2001: Ekonomik kriz.
2003: Irak Savaşı'nın etkileri.
2004: Kuzey Irak'taki PKK Terör Eylemleri.
2011: Van Depremi.
2013: Gezi Parkı Olayları.
2016: 15 Temmuz Darbe Girişimi.
2020: İzmir Depremi.
2021: Orman yangınları.
2023: Kahramanmaraş ve 13 İl Depremi
2024: Gayrettepe Gece Kulübü Yangını vb.
Gördüğünüz gibi tek ve çift bakmadan her yıl yaşanan onlarca hatta yüzlerce felaket, kriz ve benzeri şeylerle karşılaşıyoruz. Bir toplum olarak yaşamanın ve maalesef birbirimize tahammül seviyesinin düşmesi belki de bunlara sebep oluyor. Buradan sonrasını Sosyologlara bırakmada yarar var.
Gelelim bu sayıdaki konumuza, konu başlıkta zaten var. Her sayıda yaptığımız gibi bu bölümde de satış konuşacağız. Satış deyip geçmeyelim hayatın içinde ve gerçekten var olma mücadelesinin tam ortasındadır satış. “Bazılarımız satarak kazanır bazılarımız da kazanırken satar”, kazanırken satar nedir diye düşünebilirsiniz.
Doğrudan satış yapmayan hayatımızda çok meslek var doğal olarak bu mesleklerin icracıları doğrudan satış yapmazlar. Ama daha başarılı olduklarını ispatlamak amacıyla bir iletişim etkileşim çabası içine girerek aslında gizli bir satış yaparlar.

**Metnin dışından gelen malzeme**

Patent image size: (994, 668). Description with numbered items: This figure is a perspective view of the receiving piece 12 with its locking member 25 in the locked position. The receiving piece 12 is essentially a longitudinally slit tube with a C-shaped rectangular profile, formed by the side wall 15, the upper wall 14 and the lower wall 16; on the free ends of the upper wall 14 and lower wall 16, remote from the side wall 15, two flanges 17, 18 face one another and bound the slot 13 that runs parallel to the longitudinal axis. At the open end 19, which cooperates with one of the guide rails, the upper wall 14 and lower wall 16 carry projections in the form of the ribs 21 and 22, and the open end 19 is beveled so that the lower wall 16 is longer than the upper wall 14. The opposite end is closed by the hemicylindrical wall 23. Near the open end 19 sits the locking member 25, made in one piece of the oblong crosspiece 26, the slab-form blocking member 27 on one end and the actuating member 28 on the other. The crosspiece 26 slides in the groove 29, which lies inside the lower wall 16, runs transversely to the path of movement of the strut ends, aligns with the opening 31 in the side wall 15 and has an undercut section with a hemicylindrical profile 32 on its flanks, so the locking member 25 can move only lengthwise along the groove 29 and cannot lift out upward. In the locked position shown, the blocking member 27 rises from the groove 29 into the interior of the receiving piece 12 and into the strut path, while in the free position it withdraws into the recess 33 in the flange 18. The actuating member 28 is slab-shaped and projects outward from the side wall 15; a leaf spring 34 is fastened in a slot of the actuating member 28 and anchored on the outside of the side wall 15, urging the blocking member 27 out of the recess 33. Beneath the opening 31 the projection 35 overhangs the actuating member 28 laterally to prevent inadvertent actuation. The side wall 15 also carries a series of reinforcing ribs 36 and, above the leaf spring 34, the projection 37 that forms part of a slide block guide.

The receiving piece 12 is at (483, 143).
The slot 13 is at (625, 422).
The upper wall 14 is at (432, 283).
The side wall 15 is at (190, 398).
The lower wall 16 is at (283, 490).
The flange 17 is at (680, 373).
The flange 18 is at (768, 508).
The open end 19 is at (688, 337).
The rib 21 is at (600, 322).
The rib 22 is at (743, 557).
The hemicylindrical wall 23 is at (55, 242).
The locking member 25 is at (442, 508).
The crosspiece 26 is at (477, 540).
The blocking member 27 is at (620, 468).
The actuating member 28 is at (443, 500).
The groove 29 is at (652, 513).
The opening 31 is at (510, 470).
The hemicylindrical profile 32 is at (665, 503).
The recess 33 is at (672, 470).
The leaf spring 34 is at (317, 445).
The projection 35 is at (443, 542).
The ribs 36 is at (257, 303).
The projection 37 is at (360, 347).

Hatta kanunlar birçokları için satış yapmaya yasaklamıştır. Bunlar içerisinde doktorlar, avukatlar ve Mali Müşavirler gibi birçok meslekler vardır. Bu mesleklerin erbapları hiçbir zaman biz diğerlerinden daha iyiyiz diyemezler. Hatta bize gelin size daha uygun fiyatlar vereceğiz diye de söyleyemezler. Fakat işlerini yaparken o kadar titiz davranırlar ki onlardan hizmet alanlar diğerlerine referans olsun diye çaba gösterirler.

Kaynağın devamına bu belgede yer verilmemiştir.